Sawle had 60 of the pots, dubbed CodCoil by Stubbs, shipped to Kodiak, Alaska, found they worked very well, and partnered with Stubbs and Sewall’s business Longline Pots to sell them last winter. Sawle – who runs Fish Tech out of Oregon – estimates the group has outfitted around 50 boats with the slinky pots while inspiring other fishermen to send their own manufacturing to China to make knock-offs.

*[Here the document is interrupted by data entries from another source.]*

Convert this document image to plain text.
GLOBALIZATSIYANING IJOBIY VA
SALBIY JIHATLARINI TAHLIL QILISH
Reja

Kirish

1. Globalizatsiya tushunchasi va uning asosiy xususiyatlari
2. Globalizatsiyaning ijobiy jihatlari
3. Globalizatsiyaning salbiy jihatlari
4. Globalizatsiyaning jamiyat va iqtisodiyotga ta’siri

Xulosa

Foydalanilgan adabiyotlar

It all amounts to a gear shift fishermen say is unprecedented.

“In my 40 years of fishing in Alaska, I’ve never seen a transformation like in the last year since these slinkies came online,” Laukitis said. “It was almost like what the tech industry does. The change was so rapid and so profound. You’ve got guys who have never changed anything ever, and all of a sudden, they’re using this new gear. It’s the biggest thing I’ve ever seen.”

And according to McManus, the collapsible pots’ opportune arrival and rapid spread is keeping people in the blackcod business.

“I think without these slinky pots, you would have had people going out of business or selling out,” McManus said.

Part of the slinky pot’s success stems from its affordability. The pots run around USD 75 (EUR 61) to USD 150 (EUR 123), but fishermen can use the same ground line they use for hooks and do not need expensive new haulers or hydraulics.

The lightweight slinky pots – they range from around 10 to 16 pounds – are also easier to fish in heavy weather or with reduced crews, perfect for a fishery with atrophied margins.

“With prices what they are, we went down to three people on the boat to make the percentages better. Fishing the big pots with three guys is a challenge. Fishing the little pots is easy,” Sawle said.

Stubbs added that pots are far easier to bait than hooks, and that fishermen on the grounds have reported they are saving up to 50 percent on bait efficiency after converting to slinkies. Plus, the biologist in Stubbs sees the advantages of keeping the target species away from predators.

“It’s good for fishermen and also good for fish stocks. We can’t be removing twice as much fish from the ecosystem and feeding half of it to whales. That’s not a good legacy,” Stubbs said, adding that the pots themselves are proving to have very little bycatch.

The traps have success catching lingcod and Pacific cod as well. Stubbs and Sewall are working on pots for other whale-addled fisheries like tuna and halibut.